一种四氢苯并吡喃及其衍生物的水相合成
2014-09-02周红英朱婉莉应安国
高 洁, 刘 硕, 周红英, 朱婉莉, 刘 璐, 应安国,4*
(1.台州学院 医药化工学院,浙江 台州 318000; 2.天津大学 化工学院,天津 300072;3.浙江建业化工股份有限公司,浙江 杭州 311604; 4.台州学院 应用化学研究所,浙江 台州 318000)
一种四氢苯并吡喃及其衍生物的水相合成
高 洁1, 刘 硕2, 周红英3, 朱婉莉1, 刘 璐1, 应安国1,4*
(1.台州学院 医药化工学院,浙江 台州 318000; 2.天津大学 化工学院,天津 300072;
3.浙江建业化工股份有限公司,浙江 杭州 311604; 4.台州学院 应用化学研究所,浙江 台州 318000)
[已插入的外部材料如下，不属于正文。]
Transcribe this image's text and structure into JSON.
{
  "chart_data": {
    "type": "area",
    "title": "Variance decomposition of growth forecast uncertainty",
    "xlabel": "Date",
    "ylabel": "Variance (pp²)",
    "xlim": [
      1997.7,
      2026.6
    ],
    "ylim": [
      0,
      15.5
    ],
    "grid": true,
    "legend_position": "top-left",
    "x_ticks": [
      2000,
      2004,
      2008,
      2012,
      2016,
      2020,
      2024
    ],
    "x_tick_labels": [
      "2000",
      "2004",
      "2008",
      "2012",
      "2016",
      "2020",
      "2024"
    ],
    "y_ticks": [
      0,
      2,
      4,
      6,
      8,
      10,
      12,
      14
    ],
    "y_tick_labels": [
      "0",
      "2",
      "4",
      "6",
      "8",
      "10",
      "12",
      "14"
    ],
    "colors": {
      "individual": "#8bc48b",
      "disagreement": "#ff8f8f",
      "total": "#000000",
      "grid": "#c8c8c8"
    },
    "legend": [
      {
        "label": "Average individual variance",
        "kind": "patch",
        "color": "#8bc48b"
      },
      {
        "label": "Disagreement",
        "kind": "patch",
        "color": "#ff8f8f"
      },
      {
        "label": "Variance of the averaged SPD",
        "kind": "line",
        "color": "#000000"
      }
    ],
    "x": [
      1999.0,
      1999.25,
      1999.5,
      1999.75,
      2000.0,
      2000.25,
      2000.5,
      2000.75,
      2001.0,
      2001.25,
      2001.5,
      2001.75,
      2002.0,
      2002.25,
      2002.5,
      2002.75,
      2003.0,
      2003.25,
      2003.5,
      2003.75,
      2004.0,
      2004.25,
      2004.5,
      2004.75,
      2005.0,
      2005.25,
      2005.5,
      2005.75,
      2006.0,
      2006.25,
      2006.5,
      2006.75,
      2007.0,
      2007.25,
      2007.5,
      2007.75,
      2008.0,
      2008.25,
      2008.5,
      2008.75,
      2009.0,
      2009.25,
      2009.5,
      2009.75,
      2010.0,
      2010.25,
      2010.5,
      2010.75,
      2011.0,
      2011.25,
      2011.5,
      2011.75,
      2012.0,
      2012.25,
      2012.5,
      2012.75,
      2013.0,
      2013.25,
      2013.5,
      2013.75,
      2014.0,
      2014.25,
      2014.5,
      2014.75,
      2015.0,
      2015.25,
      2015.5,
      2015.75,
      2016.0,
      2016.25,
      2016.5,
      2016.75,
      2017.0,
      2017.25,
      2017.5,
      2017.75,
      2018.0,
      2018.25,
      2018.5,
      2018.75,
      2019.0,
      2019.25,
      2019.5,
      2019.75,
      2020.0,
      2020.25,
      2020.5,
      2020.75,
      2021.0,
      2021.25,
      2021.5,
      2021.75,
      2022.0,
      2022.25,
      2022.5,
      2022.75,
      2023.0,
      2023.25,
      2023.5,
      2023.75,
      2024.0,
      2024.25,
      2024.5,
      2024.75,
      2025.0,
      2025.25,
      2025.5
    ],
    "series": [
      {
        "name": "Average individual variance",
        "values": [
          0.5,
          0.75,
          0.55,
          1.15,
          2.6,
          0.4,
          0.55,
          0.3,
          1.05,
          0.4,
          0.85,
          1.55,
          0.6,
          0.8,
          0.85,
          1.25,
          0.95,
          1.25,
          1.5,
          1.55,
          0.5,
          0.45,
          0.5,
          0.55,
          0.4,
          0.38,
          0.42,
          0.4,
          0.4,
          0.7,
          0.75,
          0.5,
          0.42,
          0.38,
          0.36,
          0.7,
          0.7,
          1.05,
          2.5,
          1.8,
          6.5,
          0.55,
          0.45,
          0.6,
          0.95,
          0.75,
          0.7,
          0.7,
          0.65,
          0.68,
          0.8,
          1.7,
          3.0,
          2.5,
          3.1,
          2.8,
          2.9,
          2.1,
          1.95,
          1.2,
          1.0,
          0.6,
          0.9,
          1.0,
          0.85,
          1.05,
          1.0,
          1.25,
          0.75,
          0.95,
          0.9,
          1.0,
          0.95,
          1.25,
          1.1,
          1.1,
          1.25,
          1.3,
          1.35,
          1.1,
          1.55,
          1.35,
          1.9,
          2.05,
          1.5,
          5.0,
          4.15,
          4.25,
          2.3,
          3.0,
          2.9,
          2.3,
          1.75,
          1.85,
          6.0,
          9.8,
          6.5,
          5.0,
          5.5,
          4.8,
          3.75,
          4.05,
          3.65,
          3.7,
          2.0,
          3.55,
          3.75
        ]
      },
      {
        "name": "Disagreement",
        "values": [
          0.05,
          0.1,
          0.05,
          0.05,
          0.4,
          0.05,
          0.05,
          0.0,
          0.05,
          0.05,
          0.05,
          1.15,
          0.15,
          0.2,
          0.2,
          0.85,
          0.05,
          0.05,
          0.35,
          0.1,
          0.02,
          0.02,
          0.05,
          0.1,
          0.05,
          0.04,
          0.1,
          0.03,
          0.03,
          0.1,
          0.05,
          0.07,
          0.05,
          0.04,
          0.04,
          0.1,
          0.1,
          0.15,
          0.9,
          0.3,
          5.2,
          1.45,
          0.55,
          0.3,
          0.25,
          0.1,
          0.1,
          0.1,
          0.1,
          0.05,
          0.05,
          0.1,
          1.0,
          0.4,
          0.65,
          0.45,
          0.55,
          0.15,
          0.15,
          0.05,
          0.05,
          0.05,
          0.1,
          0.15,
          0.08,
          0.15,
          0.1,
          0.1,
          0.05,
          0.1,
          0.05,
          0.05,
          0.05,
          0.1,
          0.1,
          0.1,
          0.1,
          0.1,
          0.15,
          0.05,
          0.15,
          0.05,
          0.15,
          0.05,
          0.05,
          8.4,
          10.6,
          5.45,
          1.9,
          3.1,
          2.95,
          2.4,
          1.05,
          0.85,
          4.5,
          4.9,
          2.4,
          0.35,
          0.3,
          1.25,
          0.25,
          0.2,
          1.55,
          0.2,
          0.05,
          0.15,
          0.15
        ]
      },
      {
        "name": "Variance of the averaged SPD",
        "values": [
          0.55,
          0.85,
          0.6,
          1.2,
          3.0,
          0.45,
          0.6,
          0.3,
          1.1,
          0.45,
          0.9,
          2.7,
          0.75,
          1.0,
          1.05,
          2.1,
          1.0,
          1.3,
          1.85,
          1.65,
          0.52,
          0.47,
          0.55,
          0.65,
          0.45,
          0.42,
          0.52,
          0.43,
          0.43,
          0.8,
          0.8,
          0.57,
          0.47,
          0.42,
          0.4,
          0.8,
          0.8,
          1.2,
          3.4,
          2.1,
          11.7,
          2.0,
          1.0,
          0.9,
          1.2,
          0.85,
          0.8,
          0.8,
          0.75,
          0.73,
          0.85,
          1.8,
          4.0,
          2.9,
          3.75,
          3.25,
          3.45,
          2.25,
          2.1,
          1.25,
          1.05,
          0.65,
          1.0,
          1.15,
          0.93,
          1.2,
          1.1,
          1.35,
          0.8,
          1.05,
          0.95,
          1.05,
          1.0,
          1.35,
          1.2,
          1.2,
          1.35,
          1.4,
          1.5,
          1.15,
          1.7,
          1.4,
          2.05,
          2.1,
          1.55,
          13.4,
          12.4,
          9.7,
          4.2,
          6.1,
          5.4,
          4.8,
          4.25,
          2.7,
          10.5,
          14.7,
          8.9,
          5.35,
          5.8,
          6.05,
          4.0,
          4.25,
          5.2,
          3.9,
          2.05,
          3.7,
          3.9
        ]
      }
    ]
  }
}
制备了一种以三乙烯二胺(DABCO)为基础的离子液体;在水溶剂中,以该离子液体为催化剂催化三组分一锅法制备四氢苯并吡喃的反应,得到2-氨基-3-氰基-4-芳基-7,7-二甲基-5-氧代-4H-5,6,7,8-四氢苯并[b]吡喃;考察了反应时间、催化剂用量、催化剂加入时间、反应温度对反应收率的影响,确定了最优反应条件;由不同的芳香醛和活性亚甲基化合物制备了一系列四氢苯并吡喃衍生物,并讨论了可能的反应机理. 结果表明,所选用的合成反应条件温和、时间短、收率高、后处理简单,且催化剂重复使用4次催化效果变化不大;就反应机理而言,所用催化剂具有双重催化活性.
三乙烯二胺;离子液体;四氢苯并吡喃;衍生物;水相合成
四氢苯并[b]吡喃衍生物在医药领域是一类非常重要的有机杂环化合物. 这些化合物具有多种生物活性和药理活性,广泛用于抗凝剂,利尿剂,解痉药,抗癌药和抗过敏药[1]. 此外,它们可以用作认知增强剂,治疗神经退化性疾病,包括老年痴呆症,肌萎缩性脊髓侧索硬化症,亨廷顿氏病,帕金森病,艾滋相关的痴呆,唐氏综合症,以及精神分裂症和肌阵挛[2-3]. 一些2-氨基-四氢苯并[b]吡喃可以作为光敏材料[4]. 因此,这类化合物的合成引起了人们极大的兴趣.
四氢苯并[b]吡喃的合成通常需要强碱,强酸和较高的温度,并用到挥发性有机溶剂[5-9]. 因此这些反应都具有反应条件苛刻,时间长,收率低,需要有机溶剂等缺点.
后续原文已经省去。